Butler Is an Author of U.N. Report with Blunt Warning About Coastal Mismanagement
Marine ecologist Mark Butler of Old Dominion University is one of the authors of a worldwide coastal management assessment that warns of a looming disaster if communities and countries do not cooperate to stop the degradation of marine environments. The report was released Wednesday, June 4, at United Nations Headquarters in New York.
The strongly worded assessment was prepared by experts affiliated with the International Network on Water, Environment and Health (INWEH) at the United Nations University.
"By 2050, 91 percent of the world's coastlines will have been impacted by development," according to the report. It contends that "much coastal development is poorly planned and all of it, as well as much inland development, impacts the coastal ocean."
Five trends are to blame, the experts say:
· Intensification of large-scale agriculture, driven by global agricultural production, including bio-fuels, contributes to over-nutrification and the creation of offshore "dead zones";
· Rising pollution and the influx of exotic species due to shipping and commerce;
· Ill-planned tourism in ecologically sensitive areas, that often causes irreversible damage;
· Development that destroys vital near-shore environments, alters patterns of water movement and disrupts ecosystem functioning; and
· Over-fishing, which, in combination with damage to the coastal nursery grounds of many fishery species, is already causing far-reaching consequences for economies and ecosystems.

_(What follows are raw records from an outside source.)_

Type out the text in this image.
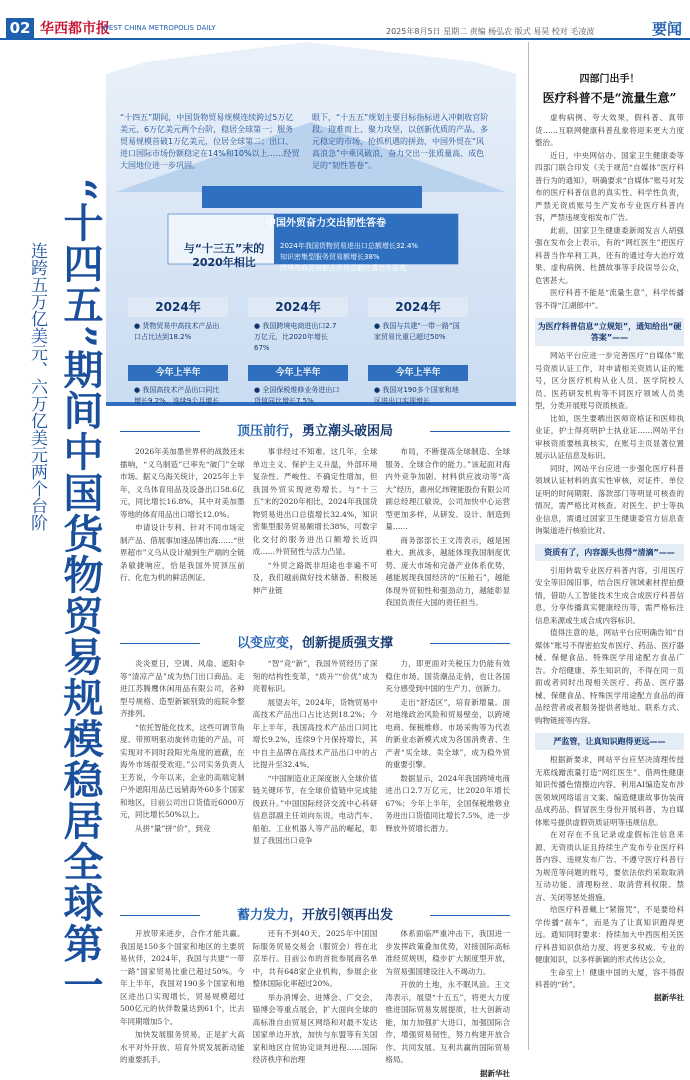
02 华西都市报
WEST CHINA METROPOLIS DAILY	2025年8月5日 星期二 责编 杨弘农 版式 易昊 校对 毛凌波	要闻
“十四五”期间，中国货物贸易规模连续跨过5万亿美元、6万亿美元两个台阶，稳居全球第一；服务贸易规模首破1万亿美元，位居全球第二；出口、进口国际市场份额稳定在14%和10%以上……经贸大国地位进一步巩固。
眼下，“十五五”规划主要目标指标进入冲刺收官阶段。迎难而上、聚力攻坚，以创新优质的产品、多元稳定的市场，抢抓机遇的拼劲，中国外贸在“风高浪急”中乘风破浪，奋力交出一张质量高、成色足的“韧性答卷”。
中国外贸奋力交出韧性答卷
与“十三五”末的2020年相比
2024年我国货物贸易进出口总额增长32.4%
知识密集型服务贸易额增长38%
跨境电商贸易额占外贸总额比重逐步提高
2024年
● 货物贸易中高技术产品出口占比达到18.2%
今年上半年
● 我国高技术产品出口同比增长9.2%，连续9个月增长
2024年
● 我国跨境电商进出口2.7万亿元，比2020年增长67%
今年上半年
● 全国保税维修业务进出口货值同比增长7.5%
2024年
● 我国与共建“一带一路”国家贸易比重已超过50%
今年上半年
● 我国对190多个国家和地区进出口实现增长
“十四五”期间中国货物贸易规模稳居全球第一
连跨五万亿美元、六万亿美元两个台阶	顶压前行，勇立潮头破困局

2026年美加墨世界杯的战鼓还未擂响，“义乌制造”已率先“破门”全球市场。据义乌海关统计，2025年上半年，义乌体育用品及设备出口58.6亿元，同比增长16.8%，其中对美加墨等地的体育用品出口增长12.0%。

申请设计专利、针对不同市场定制产品、借展事加速品牌出海……“世界超市”义乌从设计端到生产端的全链条敏捷响应，恰是我国外贸顶压前行、化危为机的鲜活例证。

事非经过不知难。这几年，全球单边主义、保护主义升温，外部环境复杂性、严峻性、不确定性增加，但我国外贸实现逆势增长。与“十三五”末的2020年相比，2024年我国货物贸易进出口总值增长32.4%，知识密集型服务贸易额增长38%，可数字化交付的服务进出口额增长近四成……外贸韧性与活力凸显。

“外贸之路既非坦途也非遍不可及，我们越前做好技术储备、积极延伸产业链

布局，不断提高全球制造、全球服务、全球合作的能力。”该起面对海内外竞争加剧、材料供应波动等“高大”经历，惠州亿纬锂能股份有限公司副总经理江敏说，公司加快中心运营型更加多样，从研发、设计、制造到量……

商务部部长王文涛表示，越是困难大、挑战多，越能体现我国制度优势、庞大市场和完备产业体系优势，越能展现我国经济的“压舱石”，越能体现外贸韧性和强劲动力，越能彰显我国负责任大国的责任担当。

以变应变，创新提质强支撑

炎炎夏日，空调、风扇、遮阳伞等“清凉产品”成为热门出口商品。走进江苏腾鹰休闲用品有限公司，各种型号规格、造型新颖别致的庭院伞整齐排列。

“依托智能化技术，这些可调节角度、带照明驱动旋转功能的产品，可实现对不同时段阳光角度的遮蔽，在海外市场很受欢迎。”公司实务负责人王芳说，今年以来，企业的高端定制户外遮阳用品已远销海外60多个国家和地区，目前公司出口货值近6000万元，同比增长50%以上。

从拼“量”拼“价”，到竞

“智”竞“新”，我国外贸经历了深刻的结构性变革，“质升”“价优”成为亮着标识。

展望去年，2024年，货物贸易中高技术产品出口占比达到18.2%；今年上半年，我国高技术产品出口同比增长9.2%，连续9个月保持增长，其中自主品牌在高技术产品出口中的占比提升至32.4%。

“中国制造业正深度嵌入全球价值链关键环节，在全球价值链中完成能级跃升。”中国国际经济交流中心科研信息部副主任刘向东说，电动汽车、船舶、工业机器人等产品的崛起，彰显了我国出口竞争

力，即更面对关税压力仍能有效稳住市场。国货潮品走俏，也让各国充分感受到中国的生产力、创新力。

走出“舒适区”，培育新增量。面对地缘政治风险和贸易壁垒，以跨境电商、保税维修、市场采购等为代表的新业态新模式成为各国消费者、生产者“买全球、卖全球”，成为稳外贸的重要引擎。

数据显示，2024年我国跨境电商进出口2.7万亿元，比2020年增长67%；今年上半年，全国保税维修业务进出口货值同比增长7.5%，进一步释放外贸增长潜力。

蓄力发力，开放引领再出发

开放带来进步，合作才能共赢。我国是150多个国家和地区的主要贸易伙伴，2024年，我国与共建“一带一路”国家贸易比重已超过50%。今年上半年，我国对190多个国家和地区进出口实现增长，贸易规模超过500亿元的伙伴数量达到61个，比去年同期增加5个。

加快发展服务贸易，正是扩大高水平对外开放、培育外贸发展新动能的重要抓手。

还有不到40天，2025年中国国际服务贸易交易会（服贸会）将在北京举行。目前公布的首批参展商名单中，共有648家企业机构，参展企业整体国际化率超过20%。

举办消博会、进博会、广交会，锚博会等重点展会，扩大面向全球的高标准自由贸易区网络和对最不发达国家单边开放，加快与东盟等有关国家和地区自贸协定谈判进程……国际经济秩序和治理

体系面临严重冲击下，我国进一步发挥政策叠加优势，对接国际高标准经贸规则，稳步扩大制度型开放，为贸易强国建设注入不竭动力。

开放的土地，永不眠风浪。王文涛表示，展望“十五五”，将更大力度推进国际贸易发展提质，壮大创新动能，加力加强扩大进口，加强国际合作，增强贸易韧性，努力构建开放合作、共同发展、互利共赢的国际贸易格局。

据新华社

四部门出手！
医疗科普不是“流量生意”

虚构病例、夸大效果，假科普、真带货……互联网健康科普乱象将迎来更大力度整治。

近日，中央网信办、国家卫生健康委等四部门联合印发《关于规范“自媒体”医疗科普行为的通知》，明确要求“自媒体”账号对发布的医疗科普信息的真实性、科学性负责，严禁无资质账号生产发布专业医疗科普内容，严禁违规变相发布广告。

此前，国家卫生健康委新闻发言人胡强强在发布会上表示，有的“网红医生”把医疗科普当作牟利工具，还有的通过夸大治疗效果、虚构病例、杜撰故事等手段误导公众，危害甚大。

医疗科普不能是“流量生意”，科学传播容不得“江湖郎中”。

为医疗科普信息“立规矩”，通知给出“硬答案”——

网站平台应进一步完善医疗“自媒体”账号资质认证工作，对申请相关资质认证的账号，区分医疗机构从业人员、医学院校人员、医药研发机构等不同医疗领域人员类型，分类开展账号资质核查。

比如，医生要晒出医师资格证和医师执业证，护士得亮明护士执业证……网站平台审核资质要核真核实，在账号主页显著位置展示认证信息及标识。

同时，网站平台应进一步强化医疗科普领域认证材料的真实性审核，对证件、单位证明的时间期限、落款部门等明显可核查的情况，需严格比对核查。对医生、护士等执业信息，需通过国家卫生健康委官方信息查询渠道进行核验比对。

资质有了，内容源头也得“清滴”——

引用转载专业医疗科普内容，引用医疗安全等旧闻旧事，结合医疗领域素材捏拍摄情，借助人工智能技术生成合成医疗科普信息，分享传播真实健康经历等，需严格标注信息来源或生成合成内容标识。

值得注意的是，网站平台应明确告知“自媒体”账号不得密拍发布医疗、药品、医疗器械、保健食品、特殊医学用途配方食品广告。介绍健康、养生知识的，不得在同一页面或者同时出现相关医疗、药品、医疗器械、保健食品、特殊医学用途配方食品的商品经营者或者服务提供者地址、联系方式、购物链接等内容。

严监管，让真知识跑得更远——

根据新要求，网站平台应坚决清理传授无底线蹭流量打造“网红医生”、借两性健康知识传播色情擦边内容、利用AI编造发布涉医领域网络谣言文案、编造健康故事伪装商品成药品、假冒医生身份开展科普、为自媒体账号提供虚假资质证明等违规信息。

在对存在不良记录或虚假标注信息来源、无资质认证且持续生产发布专业医疗科普内容、违规发布广告、不遵守医疗科普行为规范等问题的账号，要依法依约采取取消互动功能、清理粉丝、取消营利权限、禁言、关闭等惩处措施。

给医疗科普戴上“紧箍咒”，不是要给科学传播“刹车”，而是为了让真知识跑得更远。通知同时要求：持续加大中西医相关医疗科普知识供给力度，将更多权威、专业的健康知识，以多样新颖的形式传达公众。

生命至上！健康中国的大厦，容不得假科普的“砖”。

据新华社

Butler, who is professor of biological sciences at ODU, has done research in coastal waters worldwide. His current work includes studies of the effects of over-fishing and environmental changes-such as global warming-on blue crabs, Caribbean spiny lobsters and other marine species. He also is among a select group of researchers working on a World Bank Global Environmental Fund (GEF) project to help improve coral reef sustainability and management. The authors note in their acknowledgements that they came together as participants in the GEF coral reef project.

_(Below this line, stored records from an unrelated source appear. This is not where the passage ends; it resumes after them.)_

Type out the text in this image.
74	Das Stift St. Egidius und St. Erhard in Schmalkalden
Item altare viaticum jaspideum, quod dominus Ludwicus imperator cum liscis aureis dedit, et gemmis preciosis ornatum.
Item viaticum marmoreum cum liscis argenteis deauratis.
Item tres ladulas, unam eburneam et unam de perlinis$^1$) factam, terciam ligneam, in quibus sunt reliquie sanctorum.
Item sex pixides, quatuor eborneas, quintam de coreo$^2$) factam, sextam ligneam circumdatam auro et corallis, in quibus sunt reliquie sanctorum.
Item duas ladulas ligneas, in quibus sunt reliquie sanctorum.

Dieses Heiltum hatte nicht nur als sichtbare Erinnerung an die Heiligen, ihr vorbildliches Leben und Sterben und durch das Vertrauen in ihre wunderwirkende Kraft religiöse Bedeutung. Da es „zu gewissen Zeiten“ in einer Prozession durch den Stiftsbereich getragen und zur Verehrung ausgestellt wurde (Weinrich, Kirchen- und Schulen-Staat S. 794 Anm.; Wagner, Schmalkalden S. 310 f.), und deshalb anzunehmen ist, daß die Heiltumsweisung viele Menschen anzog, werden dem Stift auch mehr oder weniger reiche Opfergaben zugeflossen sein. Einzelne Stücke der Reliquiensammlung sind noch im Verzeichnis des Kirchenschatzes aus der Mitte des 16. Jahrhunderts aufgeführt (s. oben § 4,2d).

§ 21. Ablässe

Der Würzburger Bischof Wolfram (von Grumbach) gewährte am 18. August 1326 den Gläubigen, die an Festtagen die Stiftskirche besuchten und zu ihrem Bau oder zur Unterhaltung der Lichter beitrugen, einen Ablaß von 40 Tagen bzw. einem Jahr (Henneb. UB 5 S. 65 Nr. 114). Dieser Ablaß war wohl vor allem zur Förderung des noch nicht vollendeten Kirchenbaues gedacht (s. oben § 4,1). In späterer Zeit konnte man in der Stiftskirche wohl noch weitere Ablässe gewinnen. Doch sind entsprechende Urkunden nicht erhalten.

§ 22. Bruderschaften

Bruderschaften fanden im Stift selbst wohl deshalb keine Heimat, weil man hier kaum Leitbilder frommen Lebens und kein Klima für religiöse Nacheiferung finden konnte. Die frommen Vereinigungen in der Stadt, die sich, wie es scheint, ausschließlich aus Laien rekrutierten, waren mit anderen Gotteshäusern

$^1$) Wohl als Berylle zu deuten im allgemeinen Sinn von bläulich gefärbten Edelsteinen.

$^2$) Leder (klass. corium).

Most people fail to appreciate the economic and aesthetic value that a sustainably managed coastal environment provides, and also do not understand how complicated that management can be, according to the report. "What worked yesterday will not be adequate tomorrow," it says.
Recommendations are for better coordination between communities and countries in coastal zone management and for rigorously holding local and national governments accountable for their management failures. The authors say that a combination of scientific and traditional knowledge needs to be tapped in the preparation of coastal management plans.
Authors of the report include Peter Sale, assistant director, and Hanneke Van Lavieren, program officer, for the INWEH at the U.N. University in Hamilton, Canada. Others are Butler; Anthony J. Hooten of AJH Environmental Services in Bethesda, Md.; Jacob P. Kritzer, senior scientist for the Environmental Defense Fund, Boston, Mass.; Ken Lindeman, Florida Institute of Technology; Yvonne Sadovy de Mitcheson, University of Hong Kong; and Bob Steneck, University of Maine.
"It is past time to implement truly integrated coastal zone management around the world," says INWEH Director Zafar Adeel. "Management must be scaled appropriately to ecology and political jurisdiction boundaries must be eliminated as borders for management actions."